Jeff Linton

Personal information
- Full name: James Edward Fryer Linton
- Born: 7 May 1909 Llandaff, Glamorgan, Wales
- Died: 27 December 1989 (aged 80) Cozumel Island, Mexico
- Batting: Right-handed
- Bowling: Right-arm medium-fast

Domestic team information
- 1932: Glamorgan
- FC debut: 17 August 1932 Glamorgan v Middlesex
- Last FC: 20 August 1932 Glamorgan v Hampshire

Career statistics
| Competition | First-class |
| Matches | 2 |
| Runs scored | 3 |
| Batting average | 0.75 |
| 100s/50s | 0/0 |
| Top score | 2 |
| Balls bowled | 150 |
| Wickets | 1 |
| Bowling average | 82.00 |
| 5 wickets in innings | 0 |
| 10 wickets in match | 0 |
| Best bowling | 1/34 |
| Catches/stumpings | 0/– |
- Source: CricketArchive, 8 June 2008

= Jeff Linton =

Welsh cricketer and British Army officer

Brigadier James Edward Fryer "Jeff" Linton (7 May 1909-27 December 1989) was a Welsh cricketer and British Army officer.
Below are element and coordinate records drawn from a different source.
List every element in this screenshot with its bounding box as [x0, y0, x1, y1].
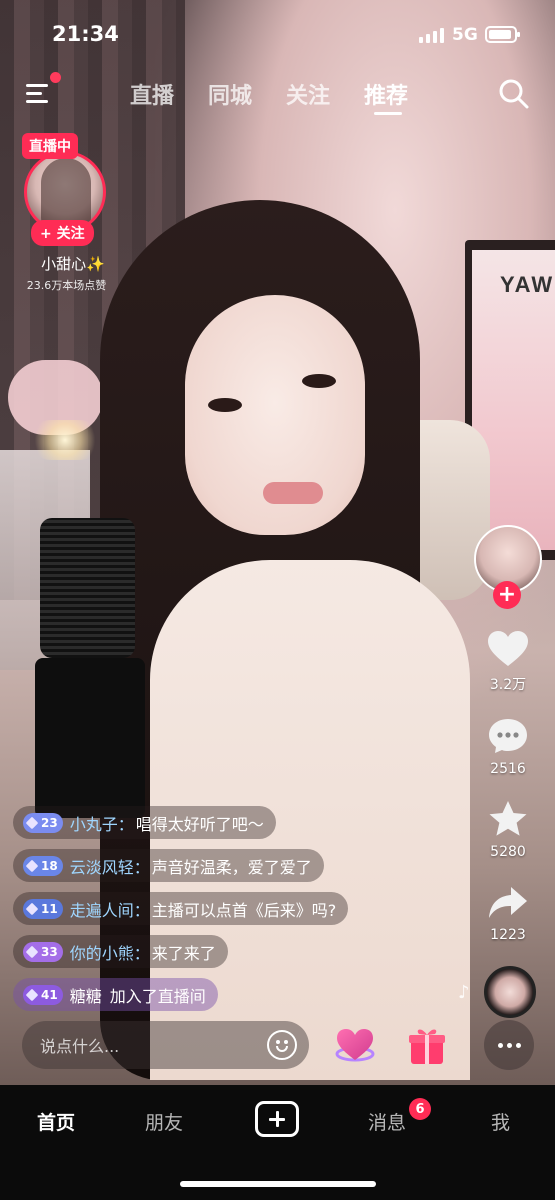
chat-username[interactable]: 云淡风轻：	[70, 854, 150, 878]
menu-notification-dot	[50, 72, 61, 83]
comment-count: 2516	[490, 761, 526, 777]
like-button[interactable]: 3.2万	[478, 630, 538, 694]
microphone-head	[40, 518, 135, 658]
microphone-mount	[35, 658, 145, 818]
home-indicator[interactable]	[180, 1181, 376, 1187]
fairy-lights	[30, 420, 100, 460]
music-disc[interactable]	[484, 966, 536, 1018]
diamond-icon	[25, 859, 39, 872]
create-post-button[interactable]	[255, 1101, 299, 1137]
tab-live[interactable]: 直播	[130, 78, 174, 110]
join-username[interactable]: 糖糖	[70, 983, 102, 1007]
share-count: 1223	[490, 927, 526, 943]
comment-input[interactable]: 说点什么...	[22, 1021, 309, 1069]
diamond-icon	[25, 988, 39, 1001]
menu-icon[interactable]	[26, 80, 52, 106]
more-options-icon[interactable]	[484, 1020, 534, 1070]
nav-messages[interactable]: 消息	[368, 1108, 406, 1135]
gift-icon[interactable]	[405, 1024, 449, 1068]
favorite-count: 5280	[490, 844, 526, 860]
signal-icon	[419, 27, 444, 43]
status-time: 21:34	[52, 22, 119, 46]
emoji-icon[interactable]	[267, 1030, 297, 1060]
join-notice: 41 糖糖 加入了直播间	[13, 978, 218, 1011]
chat-username[interactable]: 走遍人间：	[70, 897, 150, 921]
chat-message[interactable]: 11 走遍人间： 主播可以点首《后来》吗?	[13, 892, 349, 925]
diamond-icon	[25, 902, 39, 915]
microphone	[25, 518, 145, 818]
level-badge: 33	[23, 941, 63, 962]
chat-text: 声音好温柔，爱了爱了	[151, 857, 312, 877]
tab-recommended[interactable]: 推荐	[364, 78, 408, 115]
share-button[interactable]: 1223	[478, 885, 538, 943]
comment-icon	[489, 719, 527, 753]
follow-host-button[interactable]: + 关注	[31, 220, 94, 246]
host-name[interactable]: 小甜心✨	[28, 253, 118, 274]
search-icon[interactable]	[498, 78, 530, 110]
level-badge: 41	[23, 984, 63, 1005]
follow-creator-button[interactable]: +	[493, 581, 521, 609]
level-badge: 11	[23, 898, 63, 919]
music-note-icon: ♪	[458, 982, 470, 1003]
tab-following[interactable]: 关注	[286, 78, 330, 110]
favorite-button[interactable]: 5280	[478, 800, 538, 860]
live-badge: 直播中	[22, 133, 78, 159]
top-tabs: 直播 同城 关注 推荐	[130, 78, 408, 115]
comment-button[interactable]: 2516	[478, 717, 538, 777]
diamond-icon	[25, 816, 39, 829]
chat-username[interactable]: 你的小熊：	[70, 940, 150, 964]
star-icon	[489, 801, 527, 836]
battery-icon	[485, 26, 520, 43]
like-count: 3.2万	[489, 677, 527, 693]
chat-username[interactable]: 小丸子：	[70, 811, 134, 835]
chat-text: 主播可以点首《后来》吗?	[151, 900, 337, 920]
nav-home[interactable]: 首页	[37, 1108, 75, 1135]
host-likes: 23.6万本场点赞	[26, 279, 107, 292]
streamer-eye-left	[208, 398, 242, 412]
nav-friends[interactable]: 朋友	[145, 1108, 183, 1135]
poster-text: YAW	[500, 272, 555, 297]
chat-text: 来了来了	[151, 943, 216, 963]
level-badge: 23	[23, 812, 63, 833]
streamer-eye-right	[302, 374, 336, 388]
network-type: 5G	[452, 25, 478, 45]
heart-icon	[488, 631, 528, 666]
nav-me[interactable]: 我	[491, 1108, 510, 1135]
chat-text: 唱得太好听了吧～	[135, 814, 264, 834]
chat-message[interactable]: 18 云淡风轻： 声音好温柔，爱了爱了	[13, 849, 324, 882]
chat-message[interactable]: 23 小丸子： 唱得太好听了吧～	[13, 806, 276, 839]
join-text: 加入了直播间	[109, 986, 206, 1006]
heart-gift-icon[interactable]	[333, 1024, 377, 1068]
streamer-lips	[263, 482, 323, 504]
diamond-icon	[25, 945, 39, 958]
level-badge: 18	[23, 855, 63, 876]
tab-nearby[interactable]: 同城	[208, 78, 252, 110]
status-bar: 21:34 5G	[0, 0, 555, 70]
messages-badge: 6	[409, 1098, 431, 1120]
share-arrow-icon	[489, 887, 527, 918]
chat-message[interactable]: 33 你的小熊： 来了来了	[13, 935, 228, 968]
He served with the Royal Artillery during World War II after previously playing first-class cricket for Glamorgan County Cricket Club in the 1932 English cricket season as a right-handed batsman and right-arm medium-fast bowler. He also represented the Egypt national cricket team.

==Biography==

Born in Llandaff in 1909, Linton was educated at Charterhouse School where he captained the cricket team. He played his only two first-class matches for his native Glamorgan in August 1932 against Middlesex and Hampshire. In April 1938 he played twice for Egypt against HM Martineau's XI.

He served with the Royal Artillery during World War II, and was awarded the Distinguished Service Order in 1944 after escaping from a prisoner-of-war camp. He had a distinguished military career, and after the war was elevated to the rank of Brigadier and became a senior instructor in anti-tank warfare at the School of Artillery. He died in Mexico in 1989.